I arrived in a grey old Folkestone an hour and a half before my first viewing was due, I wanted to do a bit more of a walk around, and check out the near-eastern cliffs. As I have said before, one of the things I like about the town is its proximity to the countryside, and right outside the station is a sign advertising it. IMG_3122

I had seen some photos of the Foord Viaduct, and had thought about trying to find it, but it all looked a bit surrounded by dull suburbia so I had not bothered to work out its location. Stumbling up on it, was I suppose, inevitable, Folkestone is hardly big. I was very impressed, it is really cool up close! Built in 1843 in under 6 months, it is comprised of 19 arches, with the highest at over 100ft. It is the tallest arched viaduct in the world. I must say I would not want to live too close !

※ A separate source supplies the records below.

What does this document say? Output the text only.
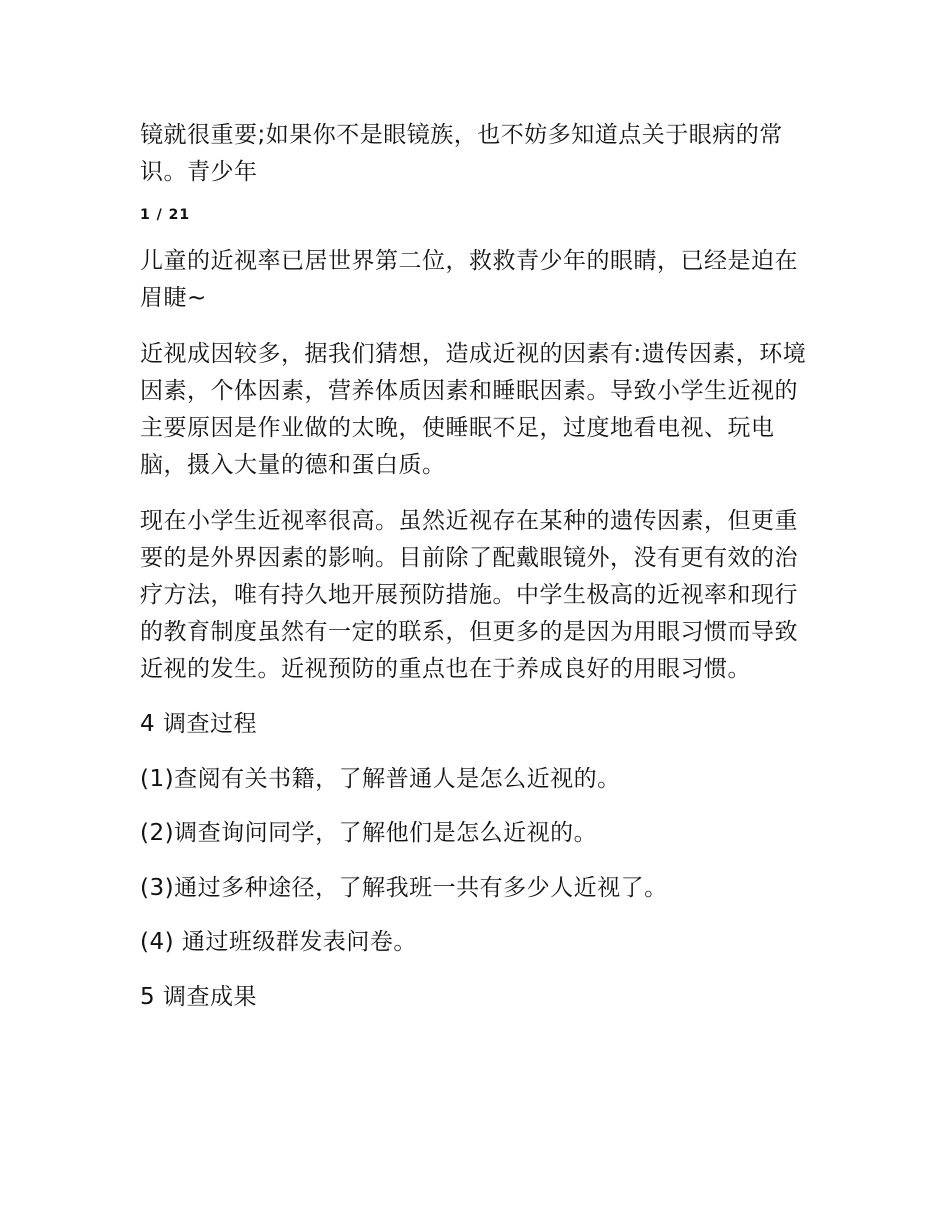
镜就很重要;如果你不是眼镜族，也不妨多知道点关于眼病的常识。青少年

1 / 21

儿童的近视率已居世界第二位，救救青少年的眼睛，已经是迫在眉睫~

近视成因较多，据我们猜想，造成近视的因素有:遗传因素，环境因素，个体因素，营养体质因素和睡眠因素。导致小学生近视的主要原因是作业做的太晚，使睡眠不足，过度地看电视、玩电脑，摄入大量的德和蛋白质。

现在小学生近视率很高。虽然近视存在某种的遗传因素，但更重要的是外界因素的影响。目前除了配戴眼镜外，没有更有效的治疗方法，唯有持久地开展预防措施。中学生极高的近视率和现行的教育制度虽然有一定的联系，但更多的是因为用眼习惯而导致近视的发生。近视预防的重点也在于养成良好的用眼习惯。

4 调查过程

(1)查阅有关书籍，了解普通人是怎么近视的。

(2)调查询问同学，了解他们是怎么近视的。

(3)通过多种途径，了解我班一共有多少人近视了。

(4) 通过班级群发表问卷。

5 调查成果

After my slight detour to walk under the viaduct I walked down to the sea front, and to Sunny Beach, which I believe is man made?, well the sand part anyway. I took a photo of the Folkestone Mermaid when El and I came here a few weeks ago, it was created for the triennial in 2011 by Cornelia Parker. I decided to take another photo as I like it.


It is really windy today, really really windy, so there was a bit of a swell going and I was surprised to see surfers out, I did not picture Folkestone as a surfing town, but you learn something new every day, another positive.

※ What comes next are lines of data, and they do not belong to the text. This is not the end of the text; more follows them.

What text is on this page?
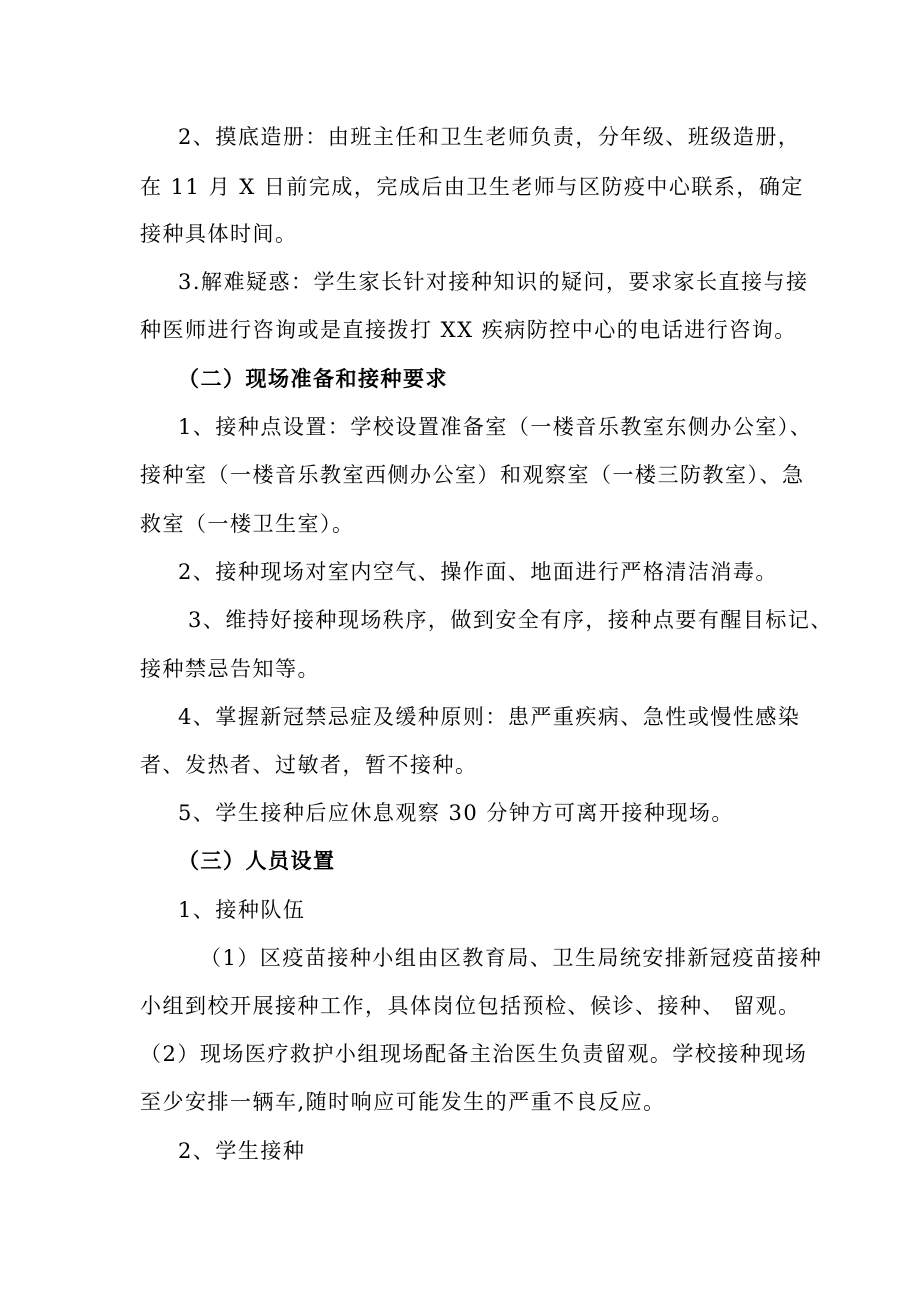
2、摸底造册：由班主任和卫生老师负责，分年级、班级造册，

在 11 月 X 日前完成，完成后由卫生老师与区防疫中心联系，确定

接种具体时间。

3.解难疑惑：学生家长针对接种知识的疑问，要求家长直接与接

种医师进行咨询或是直接拨打 XX 疾病防控中心的电话进行咨询。

（二）现场准备和接种要求

1、接种点设置：学校设置准备室（一楼音乐教室东侧办公室）、

接种室（一楼音乐教室西侧办公室）和观察室（一楼三防教室）、急

救室（一楼卫生室）。

2、接种现场对室内空气、操作面、地面进行严格清洁消毒。

3、维持好接种现场秩序，做到安全有序，接种点要有醒目标记、

接种禁忌告知等。

4、掌握新冠禁忌症及缓种原则：患严重疾病、急性或慢性感染

者、发热者、过敏者，暂不接种。

5、学生接种后应休息观察 30 分钟方可离开接种现场。

（三）人员设置

1、接种队伍

（1）区疫苗接种小组由区教育局、卫生局统安排新冠疫苗接种

小组到校开展接种工作，具体岗位包括预检、候诊、接种、 留观。

（2）现场医疗救护小组现场配备主治医生负责留观。学校接种现场

至少安排一辆车,随时响应可能发生的严重不良反应。

2、学生接种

I walked along the wall above Sunny Beach, and then up the stairs to the cliff top. I am not sure if the sign or the seat was first….




At the top there are a few second world war pill boxes or coast watch buildings one of which is still being used not sure if it by the coast card or the RNLI, but I like the way it is all hunkered down in the cliff top, It needed to be in this wind.

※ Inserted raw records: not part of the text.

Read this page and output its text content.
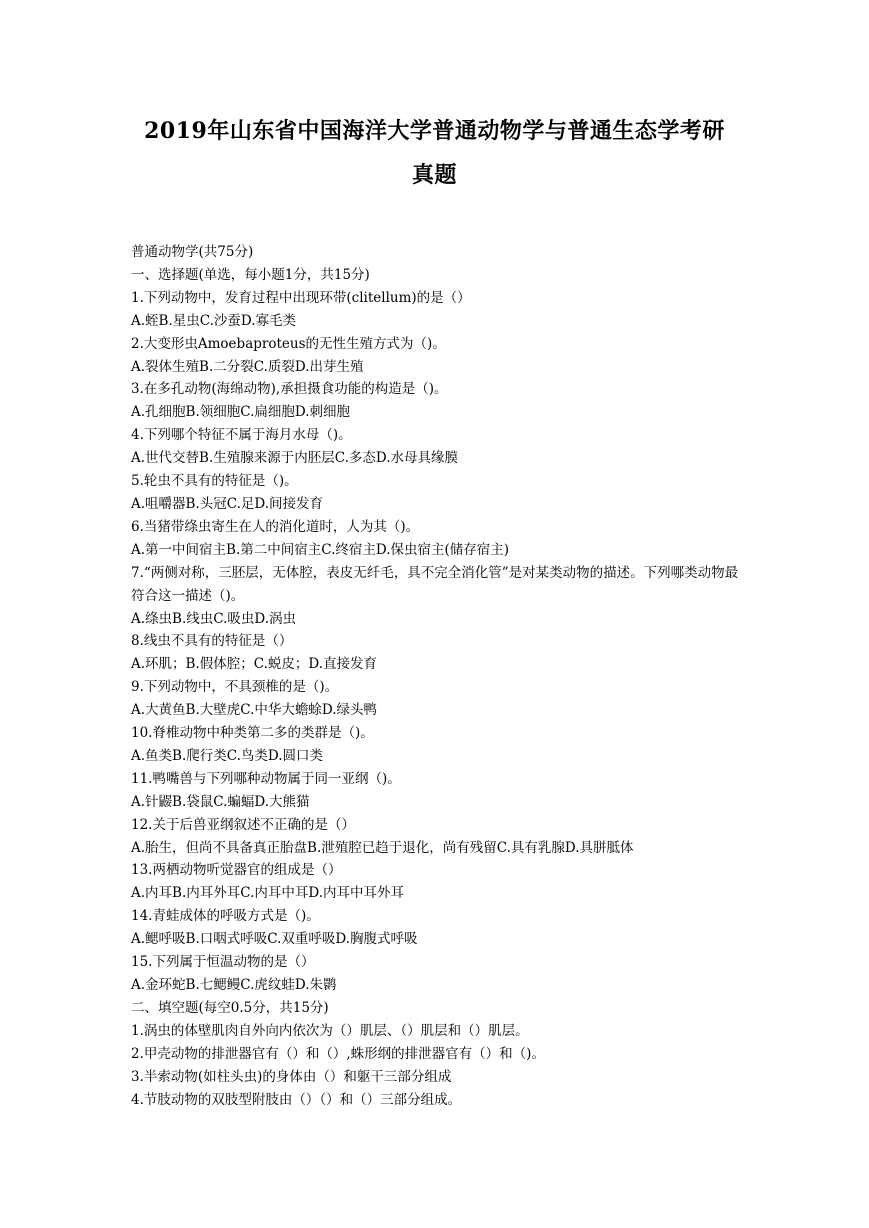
2019年山东省中国海洋大学普通动物学与普通生态学考研
真题
普通动物学(共75分)
一、选择题(单选，每小题1分，共15分)
1.下列动物中，发育过程中出现环带(clitellum)的是（）
A.蛭B.星虫C.沙蚕D.寡毛类
2.大变形虫Amoebaproteus的无性生殖方式为（)。
A.裂体生殖B.二分裂C.质裂D.出芽生殖
3.在多孔动物(海绵动物),承担摄食功能的构造是（)。
A.孔细胞B.领细胞C.扁细胞D.刺细胞
4.下列哪个特征不属于海月水母（)。
A.世代交替B.生殖腺来源于内胚层C.多态D.水母具缘膜
5.轮虫不具有的特征是（)。
A.咀嚼器B.头冠C.足D.间接发育
6.当猪带绦虫寄生在人的消化道时，人为其（)。
A.第一中间宿主B.第二中间宿主C.终宿主D.保虫宿主(储存宿主)
7.“两侧对称，三胚层，无体腔，表皮无纤毛，具不完全消化管”是对某类动物的描述。下列哪类动物最符合这一描述（)。
A.绦虫B.线虫C.吸虫D.涡虫
8.线虫不具有的特征是（）
A.环肌；B.假体腔；C.蜕皮；D.直接发育
9.下列动物中，不具颈椎的是（)。
A.大黄鱼B.大壁虎C.中华大蟾蜍D.绿头鸭
10.脊椎动物中种类第二多的类群是（)。
A.鱼类B.爬行类C.鸟类D.圆口类
11.鸭嘴兽与下列哪种动物属于同一亚纲（)。
A.针鼹B.袋鼠C.蝙蝠D.大熊猫
12.关于后兽亚纲叙述不正确的是（）
A.胎生，但尚不具备真正胎盘B.泄殖腔已趋于退化，尚有残留C.具有乳腺D.具胼胝体
13.两栖动物听觉器官的组成是（）
A.内耳B.内耳外耳C.内耳中耳D.内耳中耳外耳
14.青蛙成体的呼吸方式是（)。
A.鳃呼吸B.口咽式呼吸C.双重呼吸D.胸腹式呼吸
15.下列属于恒温动物的是（）
A.金环蛇B.七鳃鳗C.虎纹蛙D.朱鹮
二、填空题(每空0.5分，共15分)
1.涡虫的体壁肌肉自外向内依次为（）肌层、（）肌层和（）肌层。
2.甲壳动物的排泄器官有（）和（）,蛛形纲的排泄器官有（）和（)。
3.半索动物(如柱头虫)的身体由（）和躯干三部分组成
4.节肢动物的双肢型附肢由（）（）和（）三部分组成。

With its proximity to France this section of coast has long had a military presence, with small forts and large castles like Dover dotted all around. There is also a long string of Martello Towers, small 19th century coastal forts, in between the large forts all along the coast here.


The view up and down the coast from here was nice, and one day I could see myself exploring up and down those cliff tops !



It was drawing close to time for the first viewing so, I headed back the way I came, and once off the water front, decided to wander up through the Creative Quarter, which was really busy again.


I just happened to pass by Salvation Records and had to go in, and this time was forced into buying couple of things. When I come back, I must try and stay clear, or stay strong if I do visit ! To be fair to myself, I have wanted that second Telescopes LP for a while and it was on sale…

My first viewing was a real let down, it was a basement flat, which I will admit I was not interested in anyway, wanting to be at least first floor, but it was in a real state. It would need tens of thousands to sort out, I was wondering why it was so cheap! I was informed by the real estate agent that the second viewing was off as the sellers had taken the property off the market. This was not working out well at all. The second viewing was the ground floor in this building.


There was another guy looking at the basement flat while I was there. He wasn’t interested either, but he did live in the street, and has been renting for a year and is now looking to buy. He loves the street, he said the low rent hotels do not cause any real issues, and he is keen to buy there. This was great news and made me feel a whole lot better about my choice of location. We had quite a good chat and compared notes on our experiences with agents and areas. It was very worthwhile.

After a break for coffee and cake I met the agent for the last viewing and quite liked the flat, clearly the best I have seen and well within my price range. It needs some work, decorating and a shower fitted, nothing major and is in a nice spot, with a view out to sea of you look sideways out the bay window. It is a Victorian conversion so has some of those nice Victorian features, like high ceilings and a fireplace. To be considered.

I went home feeling a lot better about the experience. As this was my fourth (fifth ?) visit to the town, I am more familiar with the streets, and with knowledge comes some comfort, I felt less like it was an alien place.

I will organise myself some more viewings now, and maybe a follow visit to the one I sort of liked, this time with El.